Cao Shun
Department of Information Science Technology, University of Houston, Houston, TX, USA.
J Sports Sci. 2025 Jan;43(1):33-47. doi: 10.1080/02640414.2023.2229154. Epub 2023 Jun 27.
Complex networks have been widely used in studying collective behaviours in soccer sports, such as examining tactical strategies, recognizing team characteristics, and discovering topological determinants for high team performance. The passing network of a team evolves and displays different temporal patterns, that are strongly linked to team status, tactical strategies, attacking/defending transitions, etc. Nevertheless, existing research has not illuminated the state dynamics of team passing networks, whereas similar methods have been extensively used in examining the dynamical brain networks constructed from human brain neuroimage data. This study aims to investigate the state dynamics of team passing networks in soccer sports. The introduced method incorporates multiple techniques, including sliding time window, network modeling, graph distance measure, clustering, and cluster validation. The final match of the FIFA World Cup 2018 was taken as an example, and the state dynamics of teams Croatia and France were analyzed respectively. Additionally, the effects of the time windows and graph distance measures on the results were briefly discussed. This study presents a novel outlook on examining the dynamics of team passing networks, as it facilitates the recognition of important team states or state transitions in soccer and other team ball-passing sports for further analysis.
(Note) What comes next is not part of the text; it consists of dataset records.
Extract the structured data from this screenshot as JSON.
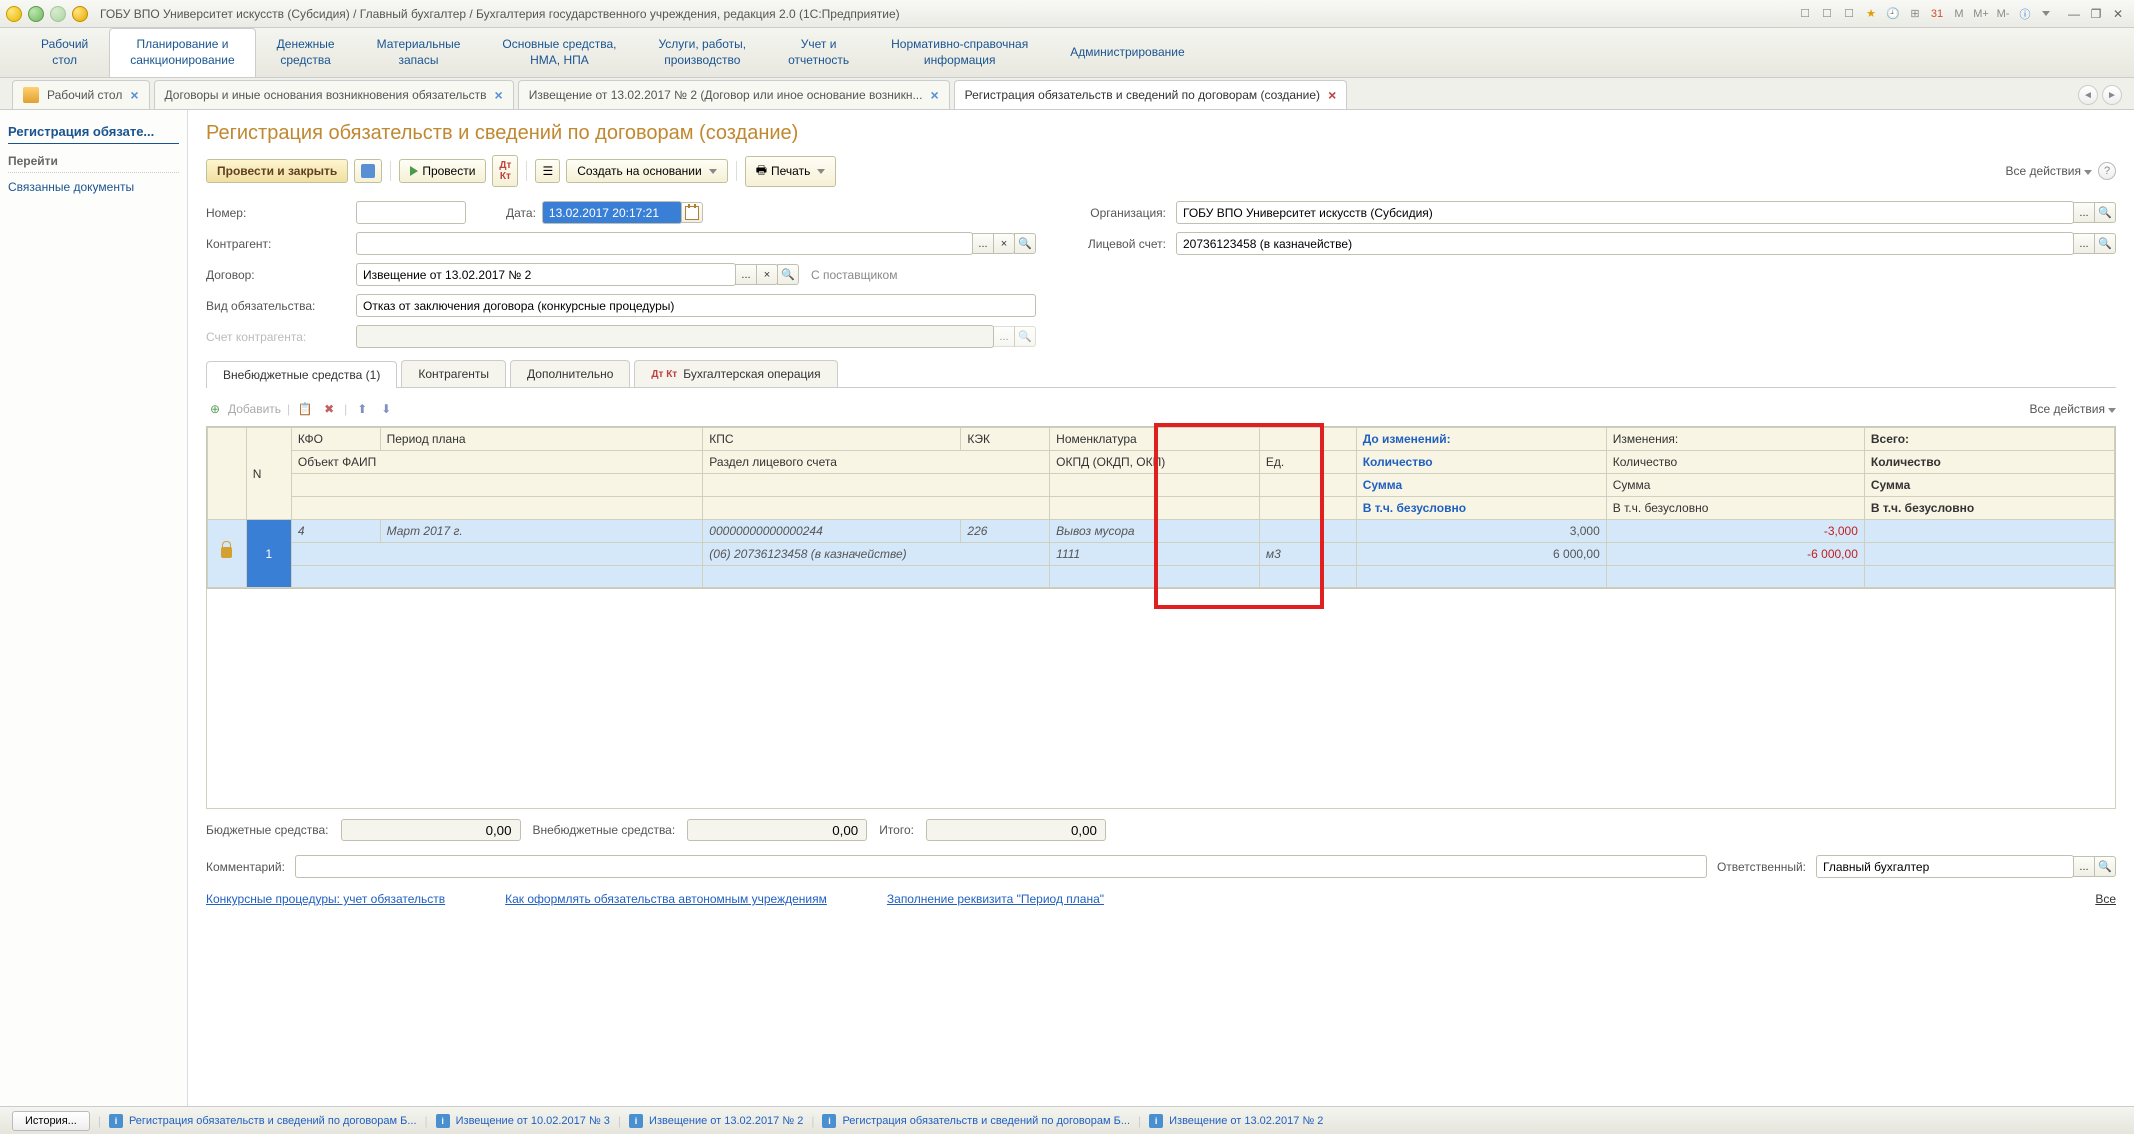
{
  "titlebar": {
    "text": "ГОБУ ВПО Университет искусств (Субсидия) / Главный бухгалтер / Бухгалтерия государственного учреждения, редакция 2.0  (1С:Предприятие)",
    "right_icons": [
      "fav",
      "cal",
      "calc",
      "M",
      "M+",
      "M-",
      "help"
    ]
  },
  "sections": [
    "Рабочий\nстол",
    "Планирование и\nсанкционирование",
    "Денежные\nсредства",
    "Материальные\nзапасы",
    "Основные средства,\nНМА, НПА",
    "Услуги, работы,\nпроизводство",
    "Учет и\nотчетность",
    "Нормативно-справочная\nинформация",
    "Администрирование"
  ],
  "doc_tabs": {
    "desktop": "Рабочий стол",
    "t1": "Договоры и иные основания возникновения обязательств",
    "t2": "Извещение от 13.02.2017 № 2 (Договор или иное основание возникн...",
    "t3": "Регистрация обязательств и сведений по договорам (создание)"
  },
  "sidebar": {
    "title": "Регистрация обязате...",
    "heading": "Перейти",
    "link1": "Связанные документы"
  },
  "page_title": "Регистрация обязательств и сведений по договорам (создание)",
  "toolbar": {
    "post_close": "Провести и закрыть",
    "post": "Провести",
    "create_based": "Создать на основании",
    "print": "Печать",
    "all_actions": "Все действия"
  },
  "form": {
    "number_label": "Номер:",
    "number": "",
    "date_label": "Дата:",
    "date": "13.02.2017 20:17:21",
    "org_label": "Организация:",
    "org": "ГОБУ ВПО Университет искусств (Субсидия)",
    "contragent_label": "Контрагент:",
    "contragent": "",
    "account_label": "Лицевой счет:",
    "account": "20736123458 (в казначействе)",
    "contract_label": "Договор:",
    "contract": "Извещение от 13.02.2017 № 2",
    "contract_static": "С поставщиком",
    "obltype_label": "Вид обязательства:",
    "obltype": "Отказ от заключения договора (конкурсные процедуры)",
    "ctr_account_label": "Счет контрагента:",
    "ctr_account": ""
  },
  "tabs": {
    "t1": "Внебюджетные средства (1)",
    "t2": "Контрагенты",
    "t3": "Дополнительно",
    "t4": "Бухгалтерская операция"
  },
  "grid_toolbar": {
    "add": "Добавить",
    "all_actions": "Все действия"
  },
  "headers": {
    "n": "N",
    "kfo": "КФО",
    "period": "Период плана",
    "kps": "КПС",
    "kek": "КЭК",
    "nomen": "Номенклатура",
    "before": "До изменений:",
    "changes": "Изменения:",
    "total": "Всего:",
    "faip": "Объект ФАИП",
    "section": "Раздел лицевого счета",
    "okpd": "ОКПД (ОКДП, ОКП)",
    "unit": "Ед.",
    "qty": "Количество",
    "sum": "Сумма",
    "uncond": "В т.ч. безусловно"
  },
  "row": {
    "n": "1",
    "kfo": "4",
    "period": "Март 2017 г.",
    "kps": "00000000000000244",
    "kek": "226",
    "nomen": "Вывоз мусора",
    "before_qty": "3,000",
    "ch_qty": "-3,000",
    "section": "(06) 20736123458 (в казначействе)",
    "okpd": "1111",
    "unit": "м3",
    "before_sum": "6 000,00",
    "ch_sum": "-6 000,00"
  },
  "totals": {
    "budget_label": "Бюджетные средства:",
    "budget": "0,00",
    "offbudget_label": "Внебюджетные средства:",
    "offbudget": "0,00",
    "total_label": "Итого:",
    "total": "0,00"
  },
  "comment": {
    "label": "Комментарий:",
    "resp_label": "Ответственный:",
    "resp": "Главный бухгалтер"
  },
  "links": {
    "l1": "Конкурсные процедуры: учет обязательств",
    "l2": "Как оформлять обязательства автономным учреждениям",
    "l3": "Заполнение реквизита \"Период плана\"",
    "all": "Все"
  },
  "statusbar": {
    "history": "История...",
    "s1": "Регистрация обязательств и сведений по договорам Б...",
    "s2": "Извещение от 10.02.2017 № 3",
    "s3": "Извещение от 13.02.2017 № 2",
    "s4": "Регистрация обязательств и сведений по договорам Б...",
    "s5": "Извещение от 13.02.2017 № 2"
  }
}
复杂网络已被广泛应用于研究足球运动中的集体行为,例如审视战术策略、识别球队特征以及发现高球队表现的拓扑决定因素。球队的传球网络会演变并呈现出不同的时间模式,这些模式与球队状态、战术策略、攻防转换等密切相关。然而,现有研究尚未阐明球队传球网络的状态动态,而类似方法已被广泛用于研究由人类脑影像数据构建的动态脑网络。本研究旨在探究足球运动中球队传球网络的状态动态。所引入的方法融合了多种技术,包括滑动时间窗口、网络建模、图距离度量、聚类和聚类验证。以2018年国际足联世界杯决赛为例,分别分析了克罗地亚队和法国队的状态动态。此外,还简要讨论了时间窗口和图距离度量对结果的影响。本研究为审视球队传球网络的动态提供了一种新颖的视角,因为它有助于识别足球及其他团队传球运动中重要的球队状态或状态转换,以供进一步分析。